Hotels are on the front foot, however, rolling out tempting deals in a bid to lure locals into CBDs on the back of a City ­Escapes campaign launched by Tourism Australia and federal Tourism Minister Dan Tehan.

The InterContinental Hotels Group, which includes Crowne Plaza, Holiday Inn, InterContinental and Hotel Indigo, is slashing room rates by more than 25 per cent for reward club members, and at least 15 per cent for non-members, at its 36 hotels across Australia.

Leanne Harwood, managing director of IHG Hotels and ­Resorts Australasia and Japan, said bookings in the group’s metro properties were down 70 per cent compared with the same time last year.

While it was encouraging to see recovery in ­regional Australia, the latest federal government program of discounted flights to 13 select destinations would ­barely touch 10 per cent of IHG’s business in the country.

“It is not an even recovery and there is a tremendous amount of support and stimulus needed to keep our city hotels from bleeding,” Ms Harwood said. “The gap between our city hotels and ­regional hotels continues to be a very stark divide.”

Simon McGrath, chief executive of Accor Pacific, the largest hotel operator in Australia, said unemployment was the biggest issue faced by cities and warned thousands of people would be out of work unless JobKeeper was ­extended. “Our greatest concern is for our empty city centres, where hotel occupancies are at a historic all-time low,” he said.

Mr McGrath has been highly critical of the federal government’s latest tourism initiative.

“The government should be investing in our cities and regions equally,” he said. “This uneven stimulus package does not get to the root of the problem and further measures of financial relief are vital to save Australia’s city hotels and to save livelihoods.”

For the Four Seasons Hotel in Sydney, the staycation trend has seen occupancy surge to almost full capacity on weekends, but ­occupancy through the working week ­remains a challenge in the ­absence of business travellers and international tourists.

Marian Carroll, Four Seasons regional public relations director, said after months of border closures, peace of mind was paramount for guests. She cited the popularity of the hotel’s Sydney Escape package that offers moderate discounts of only 15 per cent but includes same-day cancellation without charge.

“People want that flexibility of knowing they can cancel, that they’re not going to be stuck chasing a hotel credit,” she said.

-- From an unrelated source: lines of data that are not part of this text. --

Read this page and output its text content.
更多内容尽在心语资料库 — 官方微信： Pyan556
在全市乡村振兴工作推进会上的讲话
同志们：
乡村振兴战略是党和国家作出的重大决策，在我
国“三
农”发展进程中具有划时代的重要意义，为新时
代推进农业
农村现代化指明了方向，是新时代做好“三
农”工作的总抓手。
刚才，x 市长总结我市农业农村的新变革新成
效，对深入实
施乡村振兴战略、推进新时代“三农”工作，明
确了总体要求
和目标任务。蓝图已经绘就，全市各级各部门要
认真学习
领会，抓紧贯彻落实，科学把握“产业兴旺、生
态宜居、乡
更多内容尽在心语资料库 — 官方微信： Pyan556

The latest consumer-sentiment research from Tripadvisor shows Melbourne, Sydney, Perth, Canberra, Adelaide and Brisbane are among Australia’s 10 slowest recovering destinations. The fastest include Airlie Beach and Port Douglas in far north Queensland, Yulara (Uluru), Pokolbin in NSW’s Hunter Valley, with Broome, WA, in the No 10 spot.

The loss to the national economy of spending on overnight trips for the year ending September 2020 is estimated to be $27.1bn compared with the previous year. In further evidence cities are being overlooked, booking platform Wotif said Easter reservations were focused on the Gold Coast, Victoria’s Great Ocean Road, Hunter Valley in NSW and WA’s Margaret River.

“For hospitality to survive we need support where it’s needed most: for business and city travel to resume, and for domestic borders to remain open,” Ms Harwood said.